The area also houses the remains of 11,500 pioneers from the defunct 1840s Loke Yah Teng Cemetery in Tiong Bahru. They now take the form of small, plain tomb markers arranged like neat teeth in rows, across a large, sloping plot of land at Choa Chu Kang Cemetery.
Many of the 35,000 graves slated for exhumation were moved there as a result of redevelopment. They were re-interred from defunct graveyards between the 1940s and 1970s, with the aid of old clans including those of the Huang, Chua and Lim lineages.
Mr Goh told The Sunday Times: "The least we can do is to give them some recognition, and to know what we are removing."
He hopes the significant tombstones there will be documented and studied by the National Heritage Board (NHB).
The war memorial, for instance, features a stone tablet with gold inscriptions and decorations such as ceramic lotuses.
Mr Goh believes the war memorial, which was built in 1962, could have been forgotten during the nationwide effort in the 1960s to rehouse the remains of the Chinese community's war dead at the Civilian War Memorial at Beach Road.
He said: "It's a great mystery. Who were the martyrs who were killed in this village? The inscription itself is very meaningful and the memorial should be preserved as it is.
"There are a lot of unanswered questions. When you remove these headstones and their remains, a facet of our history will be gone."
The Sunday Times understands that NHB is in discussions with NEA about the historic structures at the cemetery.

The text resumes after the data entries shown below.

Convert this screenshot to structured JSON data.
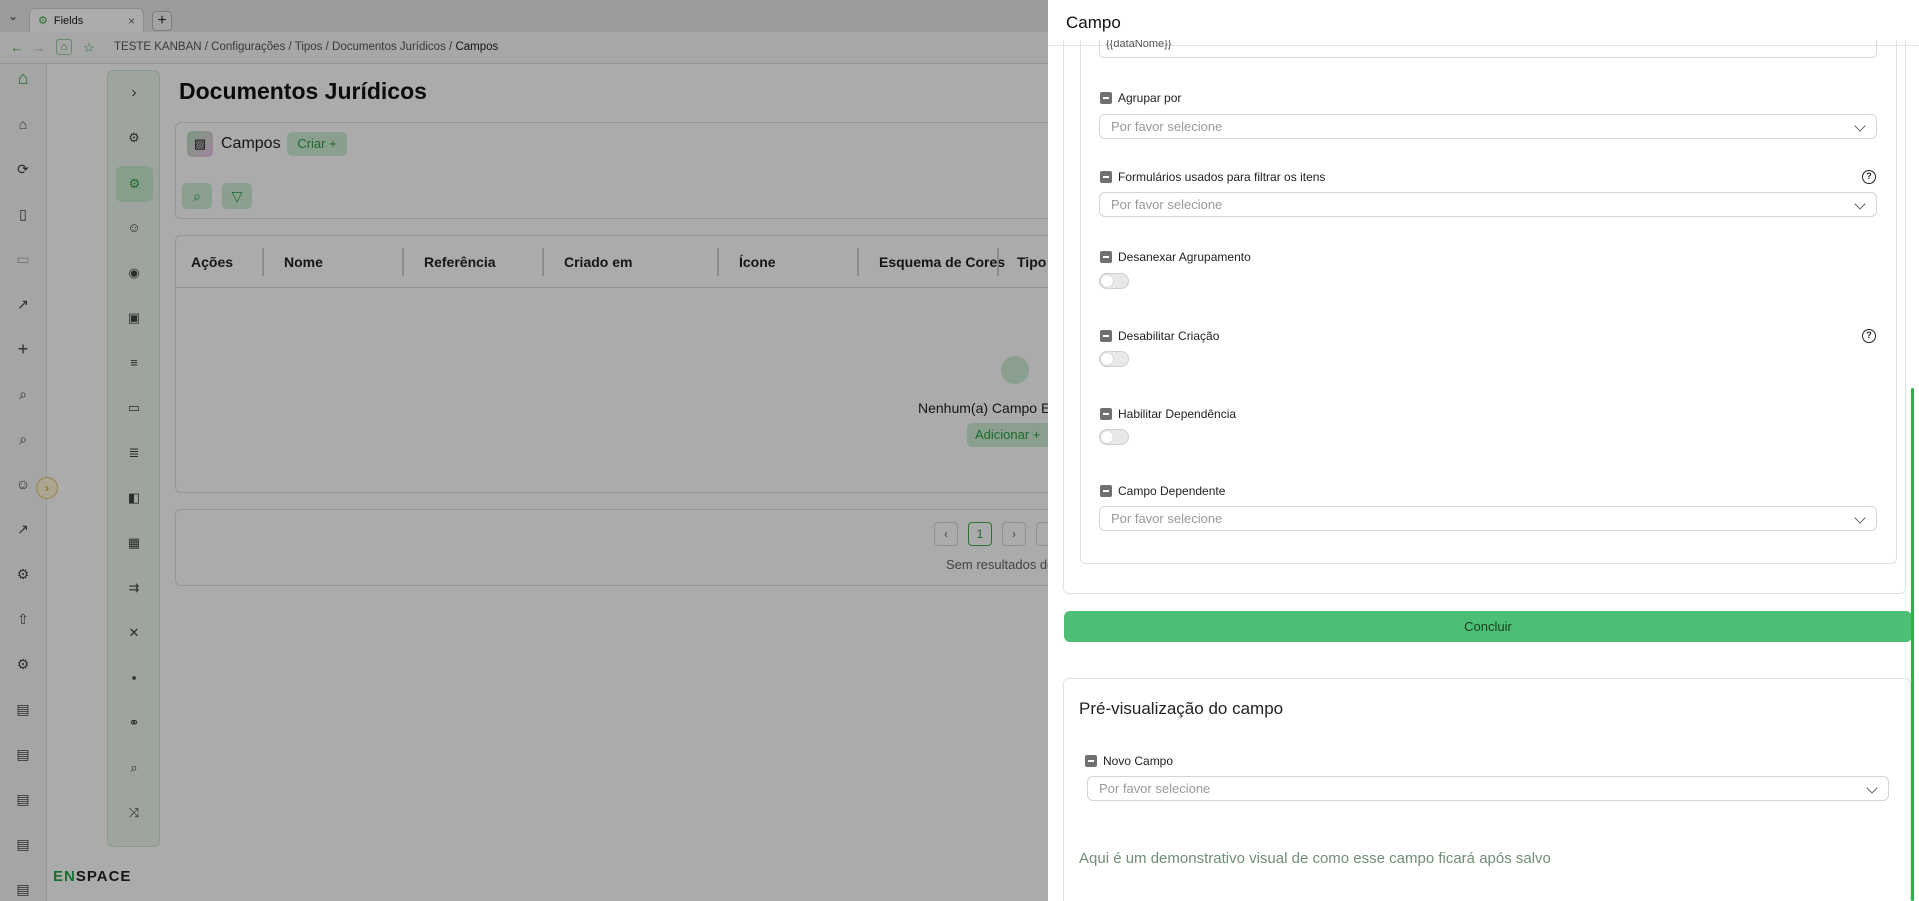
{
  "browser": {
    "tab_title": "Fields",
    "tab_close": "×",
    "new_tab": "+",
    "breadcrumbs": [
      "TESTE KANBAN",
      "Configurações",
      "Tipos",
      "Documentos Jurídicos",
      "Campos"
    ],
    "separator": "/"
  },
  "brand": {
    "logo_text_a": "EN",
    "logo_text_b": "SPACE"
  },
  "main": {
    "page_title": "Documentos Jurídicos",
    "section_title": "Campos",
    "criar_label": "Criar +",
    "table": {
      "headers": [
        "Ações",
        "Nome",
        "Referência",
        "Criado em",
        "Ícone",
        "Esquema de Cores",
        "Tipo"
      ]
    },
    "empty_text": "Nenhum(a) Campo Enc",
    "add_label": "Adicionar +",
    "pager": {
      "prev": "‹",
      "current": "1",
      "next": "›"
    },
    "no_results": "Sem resultados de"
  },
  "drawer": {
    "title": "Campo",
    "top_input_value": "{{dataNome}}",
    "fields": [
      {
        "label": "Agrupar por",
        "placeholder": "Por favor selecione"
      },
      {
        "label": "Formulários usados para filtrar os itens",
        "placeholder": "Por favor selecione",
        "help": "?"
      },
      {
        "label": "Desanexar Agrupamento"
      },
      {
        "label": "Desabilitar Criação",
        "help": "?"
      },
      {
        "label": "Habilitar Dependência"
      },
      {
        "label": "Campo Dependente",
        "placeholder": "Por favor selecione"
      }
    ],
    "toggles": [
      {
        "label": "Desanexar Agrupamento",
        "on": false
      },
      {
        "label": "Desabilitar Criação",
        "on": false
      },
      {
        "label": "Habilitar Dependência",
        "on": false
      }
    ],
    "concluir_label": "Concluir",
    "preview": {
      "title": "Pré-visualização do campo",
      "field_label": "Novo Campo",
      "field_placeholder": "Por favor selecione",
      "demo_text": "Aqui é um demonstrativo visual de como esse campo ficará após salvo"
    }
  },
  "colors": {
    "accent": "#4dbf74",
    "accent_light": "#cfeed6",
    "scrollbar": "#2fb14a"
  }
}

Mr Jacky Kok, 45, who was visiting the graves of his ancestors on Friday, said he did not know about the exhumation. The tombs of his ancestors - one who died in 1933, and another who died in 1966 - will be affected by the programme.
Mr Kok, who is self-employed, said more can be done to inform the public about the exhumation. He hopes the authorities can publish names and old records so that next-of-kin can come forward.
"It's important to care for our family history and heritage," he said.
Mr Goh added that clans can help by "taking the initiative to inform its members" about the exercise.
Other key graves in the area include those from Tan Jiak Kim's family burial ground of more than 70 graves. Tan has a street in River Valley named after him.
Tan, who died in 1917, was a Straits-born Chinese merchant and political activist. He co-founded the Straits Chinese British Association. His great-grandson, Mr Tan Tiang Teck, 74, a retired insurance executive, stressed to The Sunday Times the importance of "honouring the country's forefathers".
The section of the cemetery slated for exhumation is also home to graves from the Yeo clan, which includes a mass family grave watched over by statues of four Sikh guards and Chinese military warriors.